Come si manifesta l’involuzione del pensiero politico occidentale che arretra di fronte all’uomo che comanda (sempre).
Ha vinto Trump, si restringe lo spazio dell’economia civile
Se prevalgono la gestione "privatistica" del bene pubblico e le varie forme di ampliamento della distribuzione dei beni - perché vincono sempre i "ricchi" - è l’inizio della nuova marcia involutiva del presidenzialismo.

di Pasquale Persico

Il mondo occidentale guidato dagli Usa si è predisposto per un esito da “suicidio” globale,  rinunciando ad una evoluzione verso un’economia civile, cioè basata su temi fondativi, come la sussidiarietà e la reciprocità, senza trascurare l’etica. Gli spazi per i cittadini del mondo saranno meno liberi, ci saranno sempre muri direzionali o di divieto delle attività. Mirare ad una civiltà dei giusti diventa un miraggio che si allontana, fino a dovere interpretare i temi di una saggio di A. Margalit, che rappresenta una crescente società indecente. Certo le probabilità di avere una civiltà indecente stavano maturando da tempo ma mancava la nazione leader del cosiddetto occidente democratico. La prospettiva di una società a bassa densità di socialità era già percepibile subito dopo la pandemia, quasi un’evidenza misurabile, per il Prof. Ugo Pagano, emerito a Siena. Egli  segnala la perdita di condivisione della conoscenza come prassi crescente. Dal 1990, la tendenza a moltiplicare i beni posizionali da parte del potere politico (per la sopravvivenza dei partiti) è misurabile, anche nel settore privato, oltre che nel settore pubblico; esso incide sulle diseguaglianze, ma soprattutto impedisce di dare spazio ai beni relazionali ed alla  democrazia sostanziale.

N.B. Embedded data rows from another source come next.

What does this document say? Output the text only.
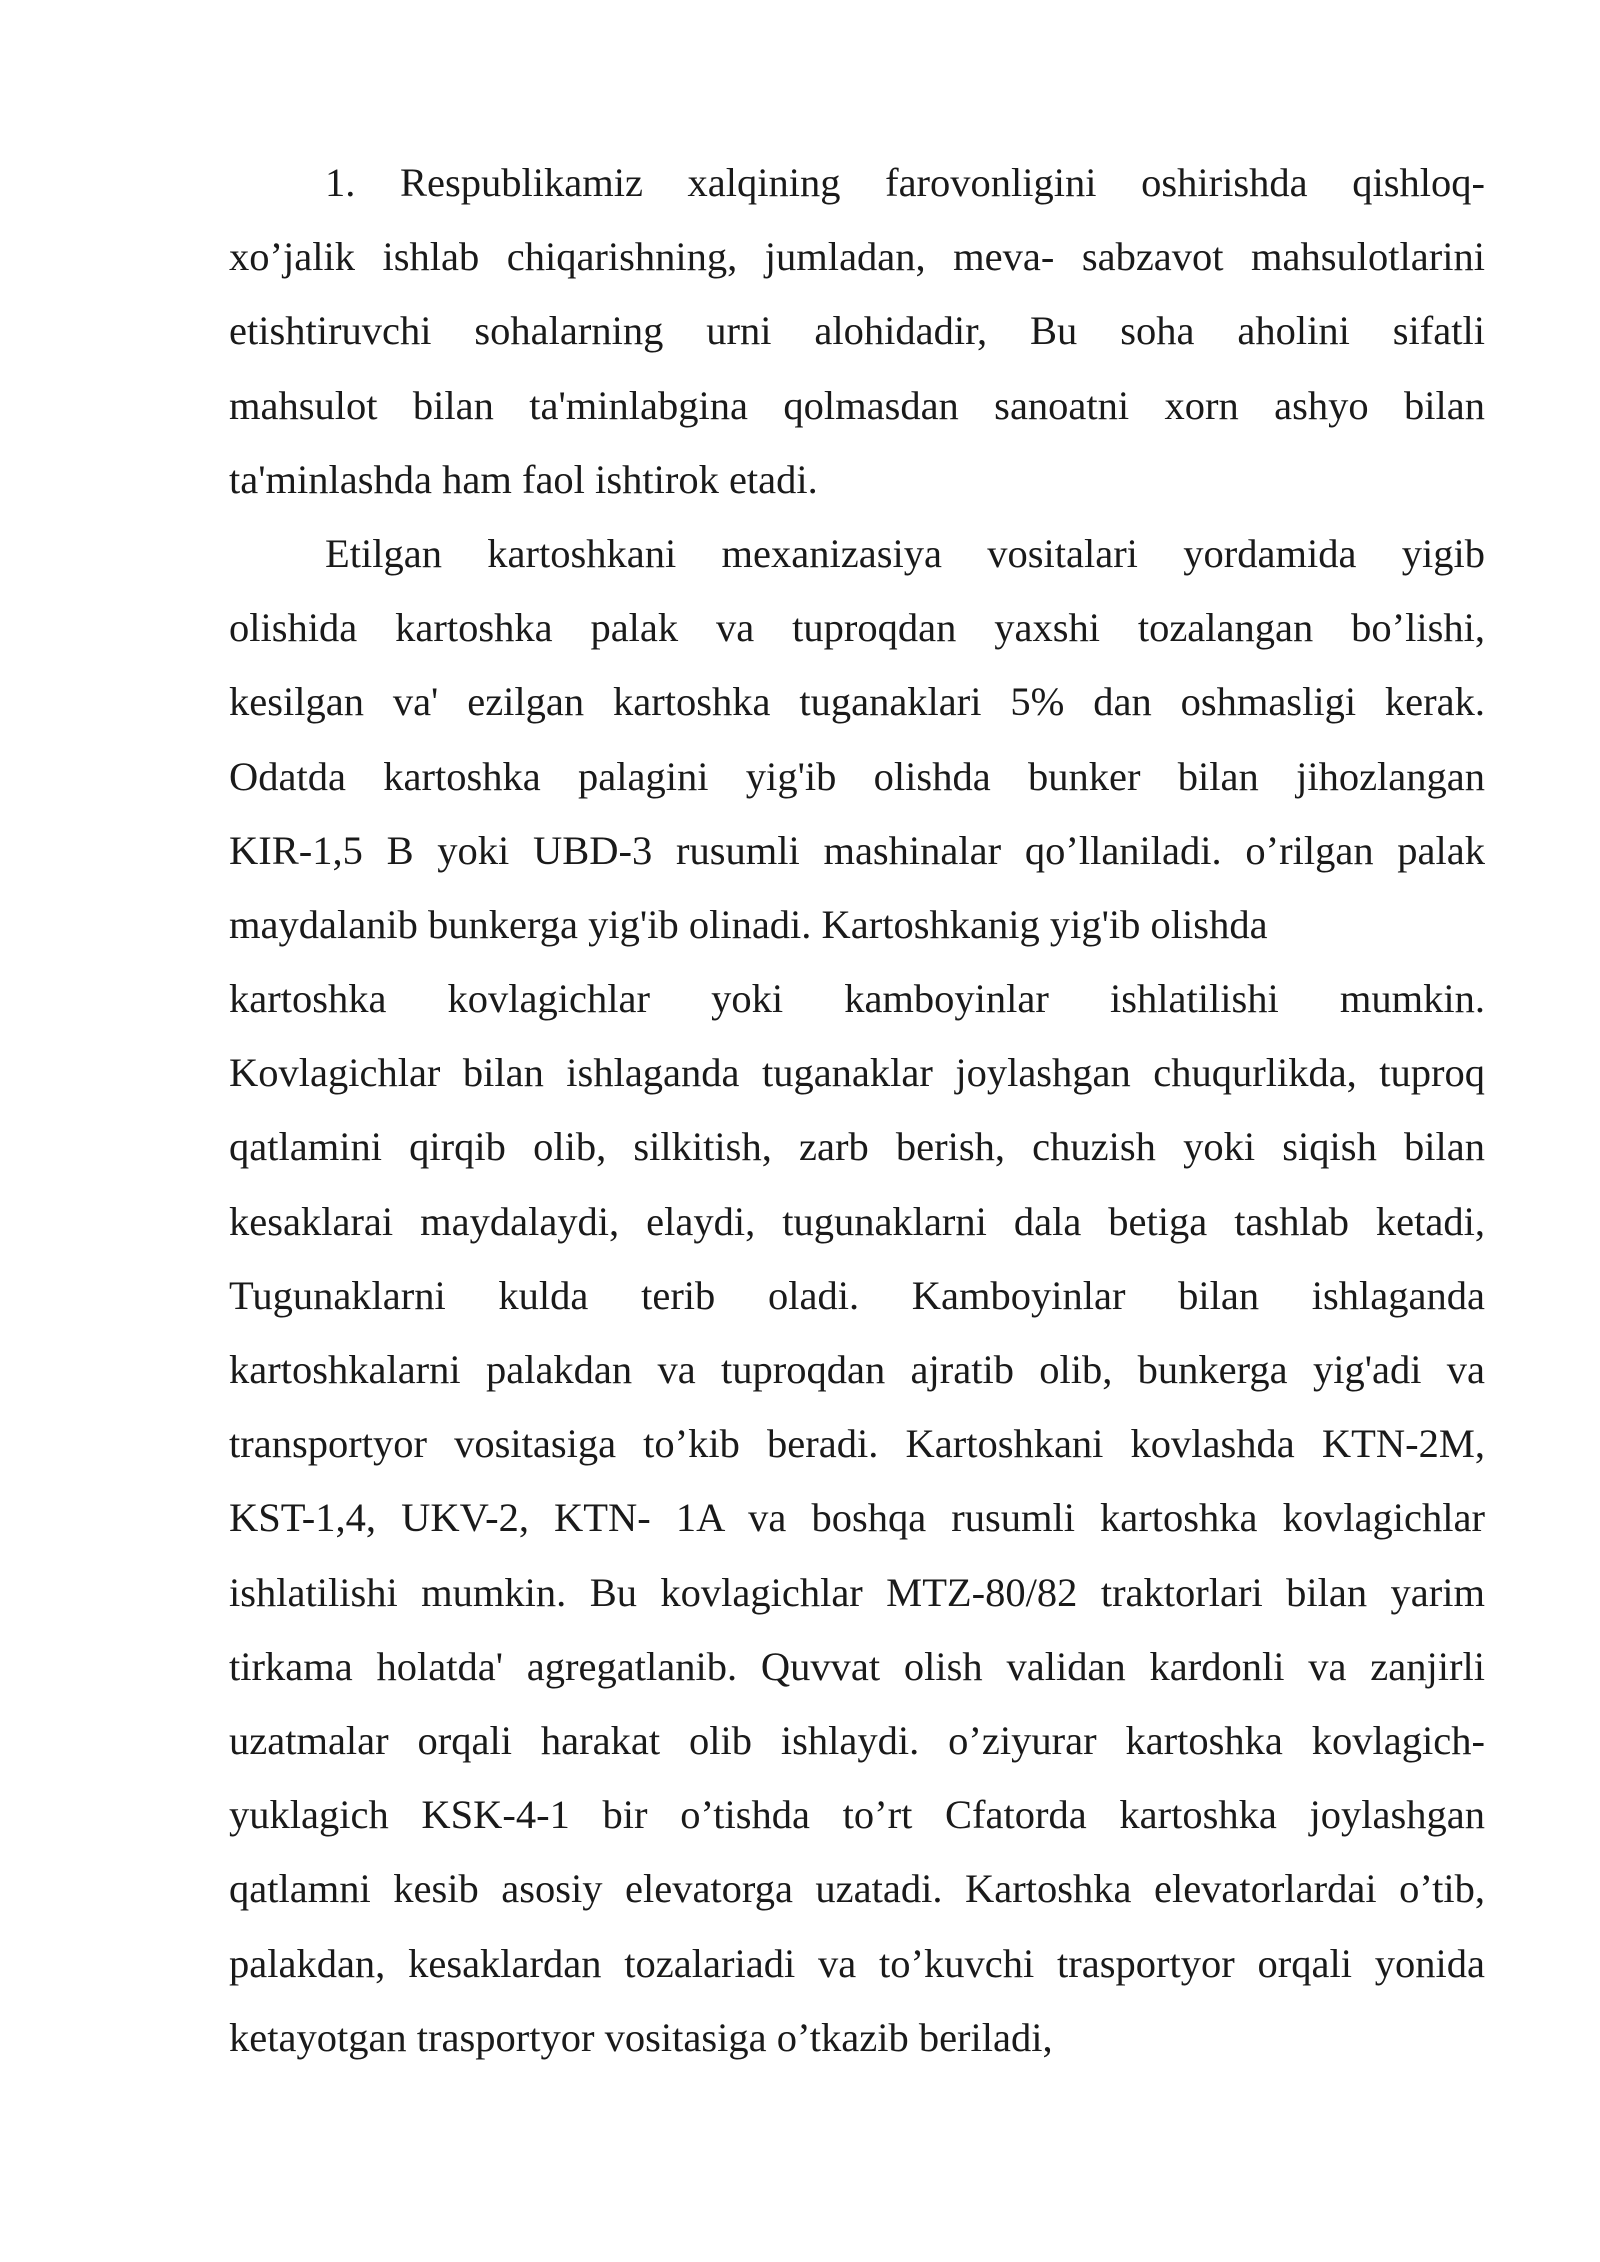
1. Respublikamiz xalqining farovonligini oshirishda qishloq-
xo’jalik ishlab chiqarishning, jumladan, meva- sabzavot mahsulotlarini
etishtiruvchi sohalarning urni alohidadir, Bu soha aholini sifatli
mahsulot bilan ta'minlabgina qolmasdan sanoatni xorn ashyo bilan
ta'minlashda ham faol ishtirok etadi.
Etilgan kartoshkani mexanizasiya vositalari yordamida yigib
olishida kartoshka palak va tuproqdan yaxshi tozalangan bo’lishi,
kesilgan va' ezilgan kartoshka tuganaklari 5% dan oshmasligi kerak.
Odatda kartoshka palagini yig'ib olishda bunker bilan jihozlangan
KIR-1,5 B yoki UBD-3 rusumli mashinalar qo’llaniladi. o’rilgan palak
maydalanib bunkerga yig'ib olinadi. Kartoshkanig yig'ib olishda
kartoshka kovlagichlar yoki kamboyinlar ishlatilishi mumkin.
Kovlagichlar bilan ishlaganda tuganaklar joylashgan chuqurlikda, tuproq
qatlamini qirqib olib, silkitish, zarb berish, chuzish yoki siqish bilan
kesaklarai maydalaydi, elaydi, tugunaklarni dala betiga tashlab ketadi,
Tugunaklarni kulda terib oladi. Kamboyinlar bilan ishlaganda
kartoshkalarni palakdan va tuproqdan ajratib olib, bunkerga yig'adi va
transportyor vositasiga to’kib beradi. Kartoshkani kovlashda KTN-2M,
KST-1,4, UKV-2, KTN- 1A va boshqa rusumli kartoshka kovlagichlar
ishlatilishi mumkin. Bu kovlagichlar MTZ-80/82 traktorlari bilan yarim
tirkama holatda' agregatlanib. Quvvat olish validan kardonli va zanjirli
uzatmalar orqali harakat olib ishlaydi. o’ziyurar kartoshka kovlagich-
yuklagich KSK-4-1 bir o’tishda to’rt Cfatorda kartoshka joylashgan
qatlamni kesib asosiy elevatorga uzatadi. Kartoshka elevatorlardai o’tib,
palakdan, kesaklardan tozalariadi va to’kuvchi trasportyor orqali yonida
ketayotgan trasportyor vositasiga o’tkazib beriladi,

Non a caso è emerso, dopo la crescente globalizzazione, un sovrappeso parassitario a sostegno  delle posizioni di potere e del lusso. Anche le istituzioni hanno mostrato esempi di governance di assoluta inefficacia, per l’assenza di reciprocità e sussidiarietà, praticata e orientata alla giusta fattibilità.

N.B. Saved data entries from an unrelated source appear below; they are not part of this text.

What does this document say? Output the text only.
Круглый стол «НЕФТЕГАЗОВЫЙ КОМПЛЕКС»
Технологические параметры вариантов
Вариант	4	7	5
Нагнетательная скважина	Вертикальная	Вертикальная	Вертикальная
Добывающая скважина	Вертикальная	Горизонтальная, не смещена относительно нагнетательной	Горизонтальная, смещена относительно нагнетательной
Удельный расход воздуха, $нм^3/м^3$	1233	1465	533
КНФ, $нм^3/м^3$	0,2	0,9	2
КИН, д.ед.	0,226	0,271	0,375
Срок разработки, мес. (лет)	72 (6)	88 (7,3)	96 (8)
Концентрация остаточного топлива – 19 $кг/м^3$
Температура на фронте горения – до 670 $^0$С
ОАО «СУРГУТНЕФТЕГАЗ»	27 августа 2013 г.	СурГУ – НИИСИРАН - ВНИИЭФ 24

La prospettiva è chiara, il benessere delle nazioni non potrà che peggiorare, se misurato in termini di esclusi dal diritto alla cittadinanza attiva e  sostanziale, cioè con accesso ai beni necessari. Le società autenticamente liberali e plurali tenderanno a diventare minoranze, fino ad un improbabile risveglio nella storia  che verrà. La partecipazione attiva si attenuerà di molto, specie nel mondo della conoscenza (vedi Ugo Pagano ed il racconto dell’Europa nella recente pandemia, nel libro scritto con Barca). Il monopolio della conoscenza diventa un ritardo in termini di sviluppo e di distribuzione del reddito, che andrà al galoppo nel concentrarsi in nuove oligarchie, spesso nascoste.   La probabilità che il consumo dei ricchi possa crescere all’infinito, per fortuna, è un paradosso fuori dalla storia, sebbene ben rappresentato sui media. Non sappiamo quando e come potrà cambiare il vento del mutamento e ci troviamo dentro un’atmosfera del tempo elisabettiano, quando “l’indecenza”  era la prassi del comportamento sociale, già richiamato dalla citazione sul saggio di Margalit. Piantare patate e legumi come manifestazione di uno sciopero umano (quello generale dei sindacati è in difficoltà) per iniziare a fare emergere la società del bastevole, per poi andare ad aprire tutte le biblioteche per far crescere il tasso di conoscenza condivisa, potrebbe essere un buon passo per ridare voce al che fare. Le responsabilità storiche di questo disastro andranno studiate con più metodo perché spesso è emerso la semplice velocità del racconto sui massimi sistemi. La geografia del mondo che cambia è stata trascurata poggiando l’attenzione sulla cinematica delle statistiche e i discorsi delle leadership già in confusione mentale.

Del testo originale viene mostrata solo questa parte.